Limyra: Antalya’nın Tarihine Yolculuk
Antalya İli Finike İlçesi’nde, Turunçova ve Sahilkent Beldeleri sınırlarında gizlenmiş tarih hazineleri barındıran Limyra Antik Kenti, Toçak Dağı’nın güney eteklerinde muazzam bir geçmişe sahiptir. Bu makalede, Limyra’nın kökenleri, zengin tarihi, mimari yapıları ve arkeolojik kazılar üzerinden detaylı bir keşfe çıkacağız.

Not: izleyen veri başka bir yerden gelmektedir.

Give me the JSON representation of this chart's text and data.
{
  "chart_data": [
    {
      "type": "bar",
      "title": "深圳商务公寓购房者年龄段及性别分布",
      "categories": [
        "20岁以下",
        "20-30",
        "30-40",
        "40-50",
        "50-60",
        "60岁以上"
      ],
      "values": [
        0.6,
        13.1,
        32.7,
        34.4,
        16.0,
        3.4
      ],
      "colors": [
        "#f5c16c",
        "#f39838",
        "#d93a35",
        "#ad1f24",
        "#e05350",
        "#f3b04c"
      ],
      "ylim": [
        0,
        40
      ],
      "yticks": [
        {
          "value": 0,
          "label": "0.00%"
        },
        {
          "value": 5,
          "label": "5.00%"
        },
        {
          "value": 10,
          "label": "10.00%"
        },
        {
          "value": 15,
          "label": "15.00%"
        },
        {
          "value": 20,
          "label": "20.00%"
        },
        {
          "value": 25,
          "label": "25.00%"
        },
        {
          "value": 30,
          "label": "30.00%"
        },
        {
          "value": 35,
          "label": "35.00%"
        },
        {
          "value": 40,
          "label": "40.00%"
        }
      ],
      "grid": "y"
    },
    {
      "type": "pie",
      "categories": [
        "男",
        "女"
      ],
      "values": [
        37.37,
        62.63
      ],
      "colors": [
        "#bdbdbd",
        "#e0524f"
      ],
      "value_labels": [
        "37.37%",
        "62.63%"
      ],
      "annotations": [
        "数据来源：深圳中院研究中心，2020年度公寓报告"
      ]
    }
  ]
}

Köken ve İlk Yerleşimler: İ.Ö. 5. Yüzyıldan Günümüze
Limyra’nın adı, Likçe yazıtlarda “Zemuri” olarak geçer ve bu da şehrin en azından İ.Ö. 5. yüzyıldan itibaren yerleşim gördüğünü gösterir. İ.Ö. 4. yüzyılın ilk yarısında, Limyra Likya Kralı Perikle’nin hükümdarlığı döneminde zirveye ulaşarak Likya’nın başkenti haline gelir. Bu dönemde, Perikle’nin Pers hâkimiyetine karşı mücadelesi Limyra’nın bağımsızlığını korumasına olanak tanımıştır.

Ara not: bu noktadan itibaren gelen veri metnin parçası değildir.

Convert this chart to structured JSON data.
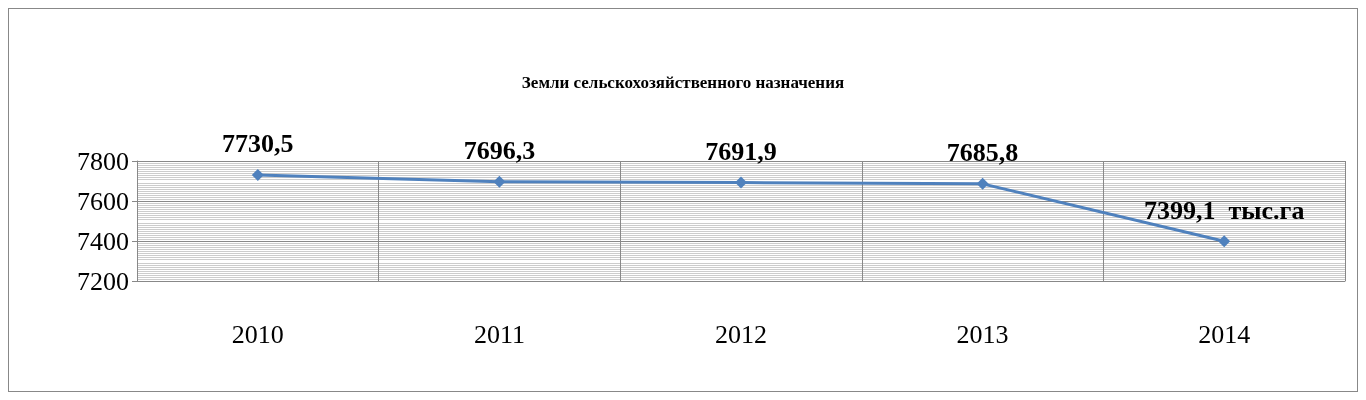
{
  "chart_data": {
    "type": "line",
    "title": "Земли сельскохозяйственного назначения",
    "categories": [
      "2010",
      "2011",
      "2012",
      "2013",
      "2014"
    ],
    "series": [
      {
        "color": "#4f81bd",
        "values": [
          7730.5,
          7696.3,
          7691.9,
          7685.8,
          7399.1
        ],
        "value_labels": [
          "7730,5",
          "7696,3",
          "7691,9",
          "7685,8",
          "7399,1  тыс.га"
        ]
      }
    ],
    "ylim": [
      7200,
      7800
    ],
    "yticks": [
      7200,
      7400,
      7600,
      7800
    ],
    "grid": true,
    "marker": "diamond",
    "line_style": "solid"
  }
}
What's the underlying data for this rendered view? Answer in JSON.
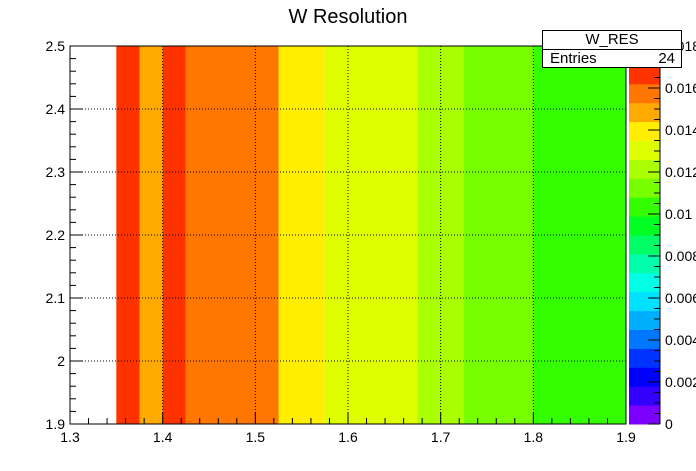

İ.S. 2 ve 3. Yüzyıllarda Yeniden Canlanma
Perikle Döneminden sonra Limyra, İ.S. 2 ve 3. yüzyıllarda depremlere rağmen yeniden inşa edilerek parlak bir devre tanıklık eder. Bizans egemenliği sırasında piskoposluk merkezi olan Limyra, 8. ve 9. yüzyıllarda Arap akınları nedeniyle terk edilir. Ancak, 1970 yılından beri Avusturyalı arkeologlarca sürdürülen kazılar, Limyra’nın tarihine ışık tutmuş ve bölge tarihini zenginleştirmiştir.
Arkeolojik Zenginlikler ve Kazılar
Limyra Antik Kenti’nin kazıları, bölgenin tarihine dair önemli bilgiler sunmuştur. Antik kentin en kuzeyinde yer alan akropol, iç kale, aşağı kale, surlar, sarnıçlar, Bizans Kilisesi ve Perikle Heroonu gibi yapılar, ziyaretçilere tarih dolu bir yolculuk vadediyor. İ.Ö. 4. yüzyıla ait Kral Perikle’ye ait anıt mezar, mimarisi ve Antalya Müzesi’nde sergilenen parçalarıyla öne çıkıyor.
Limyra’nın Mimarî Harikaları
Akropolün düzlüğe ulaştığı yerde, İ.S. 141 yılında büyük bir onarım geçiren tiyatro binası, Limyra’nın kültürel zenginliğini yansıtan bir başka önemli yapıdır. Ayrıca, İmparator Augustus’un manevi oğlu Gaius Caesar’a ait anıtsal mezar, mimarisi ve çevresindeki mermer kabartmalarıyla dikkat çekiyor.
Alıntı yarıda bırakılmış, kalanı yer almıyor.